After Tunisia’s political landscape changed in December 2014, official support for the IVD began to crumble. The newly consecrated parliamentary and governmental alliance between Nida Tounes, a secular movement that has given a second political life to former regime members, and the Islamist party An-Nahda (a former Troïka member) created a political balance that has favoured selective amnesia over remembrance.

During the second half of 2015, public debate about the transitional justice process became both more prominent as well as more polarised. In July, President Béji Caïd Essebsi proposed an economic reconciliation bill reducing the IVD’s prerogatives. The most determined opponents of the bill, which has been shelved for now but could yet re-emerge in a new form, argue it would absolve those implicated in corruption and thus underscore victory by the “counter-revolution”. Use of this latter term points to the revival of Tunisia’s traditional socio-economic elite, mainly hailing from the capital and the east coast, which was weakened by the 2010-2011 revolution.

The bill’s supporters – including An-Nahda, which is torn between its revolutionary ideals as a former opposition movement and its determination to preserve the fragile coalition with Nida Tounes – view the implementation of transitional justice measures as a threat to stability. They want the IVD to abandon its pursuit of corruption cases stemming from the 1955-2013 period and instead focus exclusively on human rights violations.

Both sides must make concessions if this struggle is to be overcome. First, it will be necessary to resolve the misunderstanding that derives from the association of transitional justice – and the legitimate role it can play in relation to justice and reconciliation – with the ad hoc measures adopted during the “revolutionary justice” period, which some groups deem a witch hunt against businessmen and senior civil servants.

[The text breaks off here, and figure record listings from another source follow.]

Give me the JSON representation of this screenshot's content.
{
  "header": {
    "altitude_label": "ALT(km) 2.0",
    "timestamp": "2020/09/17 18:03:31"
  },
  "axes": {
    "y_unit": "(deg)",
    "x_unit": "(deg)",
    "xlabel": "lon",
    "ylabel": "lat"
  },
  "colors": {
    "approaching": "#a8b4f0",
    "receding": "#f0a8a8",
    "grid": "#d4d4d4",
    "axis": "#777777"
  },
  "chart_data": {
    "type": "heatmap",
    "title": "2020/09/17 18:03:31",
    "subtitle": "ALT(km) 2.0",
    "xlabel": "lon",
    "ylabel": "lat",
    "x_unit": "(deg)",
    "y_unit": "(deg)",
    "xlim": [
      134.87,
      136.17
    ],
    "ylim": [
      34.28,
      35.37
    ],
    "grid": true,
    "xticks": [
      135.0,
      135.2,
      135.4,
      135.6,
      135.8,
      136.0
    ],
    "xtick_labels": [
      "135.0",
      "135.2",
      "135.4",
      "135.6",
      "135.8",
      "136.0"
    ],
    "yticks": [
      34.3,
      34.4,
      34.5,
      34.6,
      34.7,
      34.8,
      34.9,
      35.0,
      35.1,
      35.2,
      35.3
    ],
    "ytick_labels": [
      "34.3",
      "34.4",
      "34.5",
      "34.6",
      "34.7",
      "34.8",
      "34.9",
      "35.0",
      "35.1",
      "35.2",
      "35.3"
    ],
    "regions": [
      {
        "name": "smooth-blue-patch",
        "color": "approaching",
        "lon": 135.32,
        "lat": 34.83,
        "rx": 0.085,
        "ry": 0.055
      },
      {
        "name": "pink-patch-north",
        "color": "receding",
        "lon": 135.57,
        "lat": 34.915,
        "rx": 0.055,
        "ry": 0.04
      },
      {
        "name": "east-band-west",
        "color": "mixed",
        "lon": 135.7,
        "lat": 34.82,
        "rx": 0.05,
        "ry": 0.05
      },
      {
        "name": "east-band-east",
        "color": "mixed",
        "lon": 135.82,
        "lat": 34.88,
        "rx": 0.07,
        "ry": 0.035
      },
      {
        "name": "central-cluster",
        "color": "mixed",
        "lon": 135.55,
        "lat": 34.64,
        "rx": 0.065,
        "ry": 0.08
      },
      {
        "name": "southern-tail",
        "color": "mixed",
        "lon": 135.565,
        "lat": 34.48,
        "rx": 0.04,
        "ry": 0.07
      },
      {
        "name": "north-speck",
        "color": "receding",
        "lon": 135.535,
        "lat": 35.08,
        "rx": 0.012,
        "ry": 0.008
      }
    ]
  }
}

Second, given the deteriorating economic situation, the country cannot afford to wait for the IVD’s final recommendations in 2018-2019. It would be better for the government to support a law regularising under certain conditions the status of Tunisians implicated in corruption and tax evasion. Instead of entering into conciliation procedures that could create new opportunities for cronyism and blackmail, these Tunisians would have to entrust the inventory of their assets to certified public accountants, who would be held responsible for any false declarations, as a basis for a tax assessment and back payment.

To restart the economy, businessmen must be able to free themselves from the “revolutionary justice” measures which they claim have victimised them for the past several years. State agents accused of embezzlement under the previous regime should also be able to regularise their status. In exchange, both the presidency and the government should actively support the collaboration of other public institutions with the IVD, and ensure its activities, in particular its public hearings, are disseminated.

In parallel, the government should quickly formulate and implement measures to fight cronyism, nepotism and corruption; prioritise dialogue between regions, specifically between entrepreneurs in border areas, the Sahel (northern part of the east coast) and the capital; and institute new transparency mechanisms for public tenders.

The aim should not be to modify the transitional justice mechanism rooted in the January 2014 constitution but to find a middle ground that increases political elites’ confidence in it, so that the IVD’s work can take place in a more auspicious environment. Contrary to a widespread preconception, encouraging the implementation of the transitional justice process is in the current political class’s interest. Renewing political support for it and accompanying it with immediate reforms to prevent the spread of corruption would reduce the risks of polarisation and help prevent Tunisians’ complete disillusionment with politics.